4

101 8 0
                                    

"Sayang...."

Daechan akhirnya membujuk istrinya sendirian sebelum pergi ke kantor. Anak tunggal tak tahu diri itu tak mau membantu. Padahal kan istrinya kesal awal mulanya karena si tunggal.

Sang kepala keluarga masuk ke kamar utama. Kemudian berjalan ke balkon kamar, dimana sang istri tengah berdiri disana. Melipat tangan di depan dada sembari menikmati hembusan angin pagi.

Daechan datang menyusul, lalu langsung memeluk istrinya dari arah belakang.

"Maaf," ucap si kepala keluarga.

"Aku khawatir pada Jungkook," balas Yeonghee mengutarakan keresahannya.

"Aku tau... Aku juga khawatir. Tapi Aku percaya pada anak kita."

"Hampir setiap hari dia pulang dengan wajah babak belur. Bagaimana Aku tidak khawatir?" ungkap Yeonghee.

"Jungkook masih remaja, sayang. Dia masih dalam proses mencari jati diri. Emosinya masih belum terkontrol sempurna. Dan rasa ingin mencoba hal menantang, juga tinggi."

"Tapi apa harus sampai babak belur?"

"Kami, laki-laki, punya yang namanya harga diri. Kami tak mau di cap pengecut. Jungkook sudah bilang kan kalau dia membela diri? Itu karena dia tak mau harga dirinya di injak-injak."

"Kenapa kau tahu sekali?"

"Aku kan laki-laki juga, sayang. Lagi pula, Kau sendiri yang mengatakan kalau Jungkook itu menuruni sifatku. Ya jelas Aku tahu dengan pasti."

Yeonghee mengela nafas pelan. Berusaha percaya dengan apa yang suaminya katakan dan berupaya mengenyahkan rasa khawatir yang tak akan lenyap seutuhnya.

"Biarkan saja Jungkook menikmati masa remajanya. Dewasa nanti kan dia punya tanggung jawab besar. Ada banyak aset keluarga Jeon yang harus dia kelola nantinya."

"Bisa ku pegang kata-katamu?" tanya Yeonghee sambil menoleh singkat pada Daechan.

"Kau bisa," jawab Daechan. Lalu mencium sayang pelipis sang istri.

Begitulah Jeon Daechan membiarkan putra semata wayangnya melewati masa remaja.

Ia tahu bagaimana pentingnya masa remaja untuk anaknya itu. Sebab ketika dewasa nanti, anaknya sudah tak ada waktu lagi untuk bermain-main.

Ada banyak keluarga yang bergantung padanya lewat perusahaan keluarga Jeon. Makanya, Daechan membiarkan anaknya sesuka hati sekarang ini.

Tapi bukan berarti ia lepas tangan mengawasi anaknya. Ia tetap memantau segala sesuatu yang bersangkutan dengan Jungkook. Ntah itu pergaulannya, temannya, maupun sekolahnya.

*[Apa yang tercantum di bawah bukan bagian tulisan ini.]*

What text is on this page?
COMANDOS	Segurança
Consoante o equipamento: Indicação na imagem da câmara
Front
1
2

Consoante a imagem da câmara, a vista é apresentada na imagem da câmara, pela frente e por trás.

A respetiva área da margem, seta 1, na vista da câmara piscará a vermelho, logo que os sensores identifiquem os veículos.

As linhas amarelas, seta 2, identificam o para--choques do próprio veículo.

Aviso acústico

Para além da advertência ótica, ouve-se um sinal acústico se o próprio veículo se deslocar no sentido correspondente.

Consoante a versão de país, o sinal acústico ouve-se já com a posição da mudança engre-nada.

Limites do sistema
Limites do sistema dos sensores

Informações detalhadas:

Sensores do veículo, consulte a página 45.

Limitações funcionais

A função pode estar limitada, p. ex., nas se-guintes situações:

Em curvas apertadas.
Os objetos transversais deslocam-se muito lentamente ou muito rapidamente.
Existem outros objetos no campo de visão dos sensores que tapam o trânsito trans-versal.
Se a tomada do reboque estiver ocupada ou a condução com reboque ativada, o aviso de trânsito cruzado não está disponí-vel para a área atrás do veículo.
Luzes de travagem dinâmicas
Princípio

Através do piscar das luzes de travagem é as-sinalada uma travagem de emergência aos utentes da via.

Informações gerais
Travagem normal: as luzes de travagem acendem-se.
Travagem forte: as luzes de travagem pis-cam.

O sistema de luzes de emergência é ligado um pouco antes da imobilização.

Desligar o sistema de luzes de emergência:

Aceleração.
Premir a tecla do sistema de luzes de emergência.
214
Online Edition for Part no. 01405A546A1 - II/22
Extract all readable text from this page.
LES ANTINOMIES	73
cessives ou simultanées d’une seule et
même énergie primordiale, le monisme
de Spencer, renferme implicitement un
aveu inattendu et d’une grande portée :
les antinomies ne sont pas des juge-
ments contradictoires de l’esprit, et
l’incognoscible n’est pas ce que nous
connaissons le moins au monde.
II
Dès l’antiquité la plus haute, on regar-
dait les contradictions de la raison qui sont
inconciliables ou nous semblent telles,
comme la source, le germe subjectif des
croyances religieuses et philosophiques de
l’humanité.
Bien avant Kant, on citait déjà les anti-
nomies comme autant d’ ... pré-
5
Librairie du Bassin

Mengenai pergaulan, Daechan tahu pasti jika anaknya sering balap liar, keluar masuk club, dan tawuran.

Tapi kembali lagi.

Anaknya sedang dalam masa pencarian jati diri. Ia akan membebaskan anaknya menemukan jati diri. Namum, jika dirasa sudah melampaui batas. Ia akan mengingatkan anaknya mengenai batas wajar pergaulan.

Mengenai pertemanan anaknya. Well, dia kenal tiga teman akrab anaknya. Mereka adalah anak dari kolega bisnisnya. Jadi tak apa. Tak masalah.

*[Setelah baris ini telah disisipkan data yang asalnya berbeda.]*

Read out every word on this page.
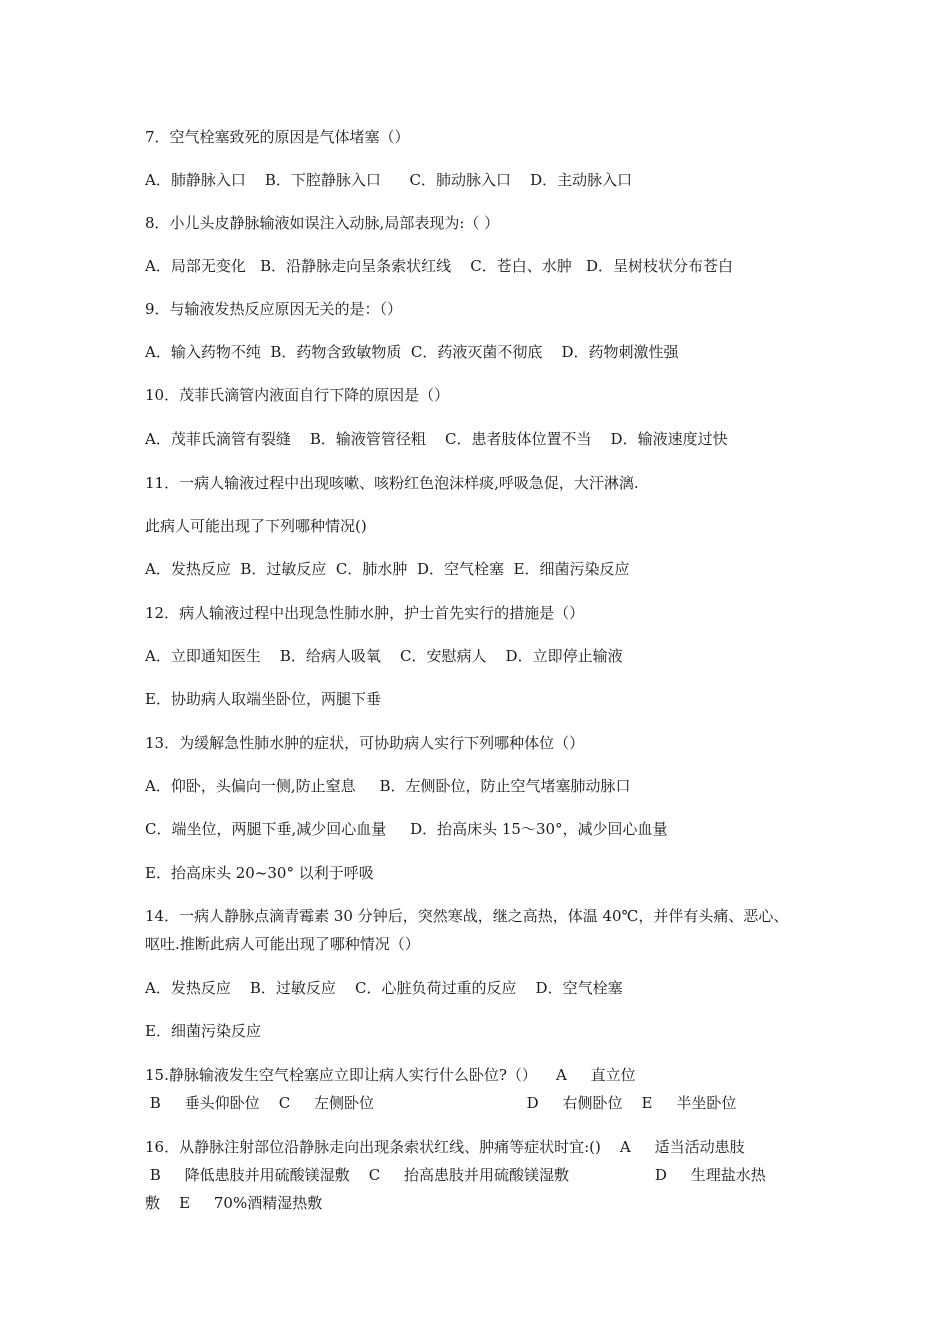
7．空气栓塞致死的原因是气体堵塞（）

A．肺静脉入口    B．下腔静脉入口      C．肺动脉入口    D．主动脉入口

8．小儿头皮静脉输液如误注入动脉,局部表现为:（ ）

A．局部无变化   B．沿静脉走向呈条索状红线    C．苍白、水肿   D．呈树枝状分布苍白

9．与输液发热反应原因无关的是：（）

A．输入药物不纯  B．药物含致敏物质  C．药液灭菌不彻底    D．药物刺激性强

10．茂菲氏滴管内液面自行下降的原因是（）

A．茂菲氏滴管有裂缝    B．输液管管径粗    C．患者肢体位置不当    D．输液速度过快

11．一病人输液过程中出现咳嗽、咳粉红色泡沫样痰,呼吸急促，大汗淋漓.

此病人可能出现了下列哪种情况()

A．发热反应  B．过敏反应  C．肺水肿  D．空气栓塞  E．细菌污染反应

12．病人输液过程中出现急性肺水肿，护士首先实行的措施是（）

A．立即通知医生    B．给病人吸氧    C．安慰病人    D．立即停止输液

E．协助病人取端坐卧位，两腿下垂

13．为缓解急性肺水肿的症状，可协助病人实行下列哪种体位（）

A．仰卧，头偏向一侧,防止窒息     B．左侧卧位，防止空气堵塞肺动脉口

C．端坐位，两腿下垂,减少回心血量     D．抬高床头 15～30°，减少回心血量

E．抬高床头 20~30° 以利于呼吸

14．一病人静脉点滴青霉素 30 分钟后，突然寒战，继之高热，体温 40℃，并伴有头痛、恶心、

呕吐.推断此病人可能出现了哪种情况（）

A．发热反应    B．过敏反应    C．心脏负荷过重的反应    D．空气栓塞

E．细菌污染反应

15.静脉输液发生空气栓塞应立即让病人实行什么卧位?（）    A     直立位

B     垂头仰卧位    C     左侧卧位                                D     右侧卧位    E     半坐卧位

16．从静脉注射部位沿静脉走向出现条索状红线、肿痛等症状时宜:()    A     适当活动患肢

B     降低患肢并用硫酸镁湿敷    C     抬高患肢并用硫酸镁湿敷                  D     生理盐水热

敷    E     70%酒精湿热敷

Dan mengenai sekolah. Apalagi nilai anaknya. Tentu saja Daechan tau semuanya.

Selaku pemilik sekolah, Daechan tak malu jika mendapati nama anaknya ada pada list paling bawah.

Ia tak menomorsatukan nilai untuk anaknya. Ia sudah cukup bangga akan prestasi putranya di bidang non-akademik. Karena memang tak semua orang mumpuni pada bidang akademik.